I pulled out my iPhone and saw it was 11:00 pm – the party was winding down. I made my rounds, said my goodbyes.
Kelsey shows up again. The only thing to do was talk.
She jumped right in, chirpy like a bird.
I learnt that she had 3 children, her first at 20. Together with her husband, they had moved to Virginia, had a child and bought their first home all before she turned 21.
‘I wasn’t allowed to drink at my wedding,’ she laughed.
One of the many laws that aren’t rooted in logic.
‘I can’t believe you have a 7-year-old kid! He’s going to be out of the house by our 20 year reunion.’
And for the first time that night I felt challenged. Where was I going to be?
My favorite experience since high school became so clear I was ashamed I didn’t see it sooner.
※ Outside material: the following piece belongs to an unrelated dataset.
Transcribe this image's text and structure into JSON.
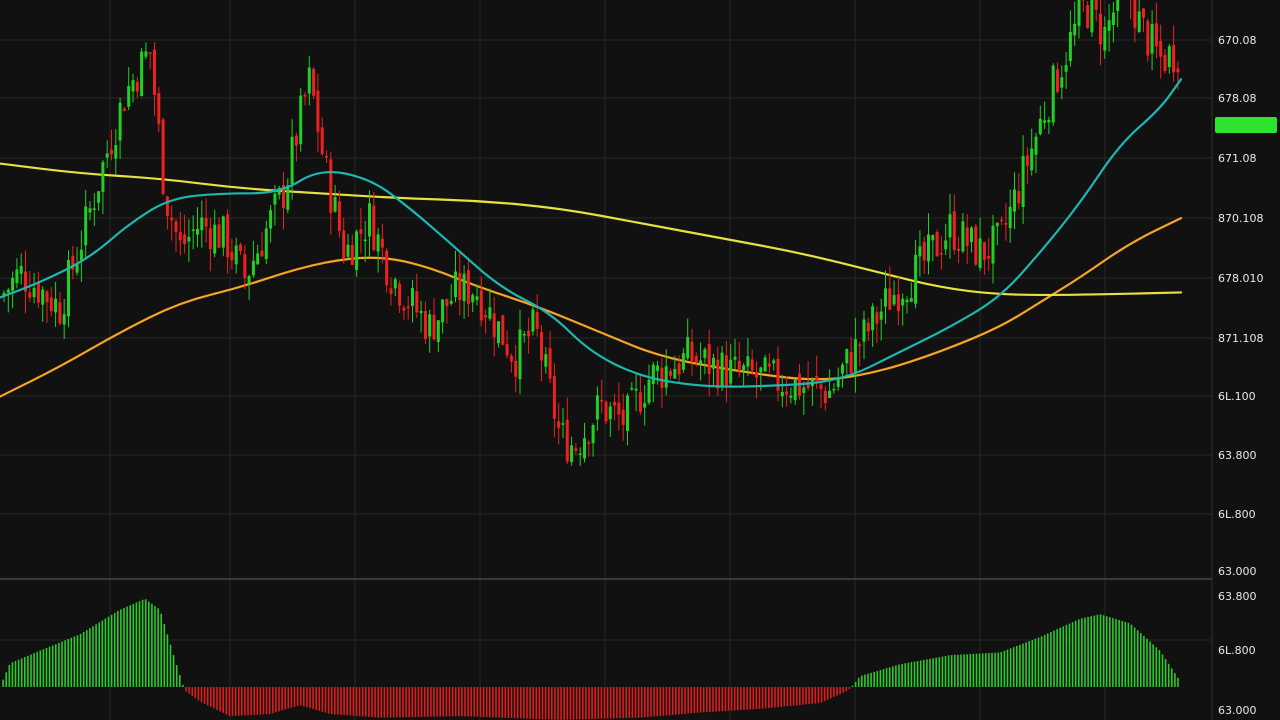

There was only one answer.
‘Marrying my wife,’ I told her.
Marriage is a symbol of one’s evolution. Isn’t that the plagued reason we all come to reunions, to show others that the past 10 years weren’t merely an extension of the previous four, but something more?
It appeared to me that Kelsey had a lot more than everyone. If evolution is the measure of one’s success, I couldn’t help but appreciate the irony that this humble woman was the most successful person there.
The last 10 years have just passed. Oh, how it all seemed like yesterday.
Now it’s time for the next 10. What will we make of it?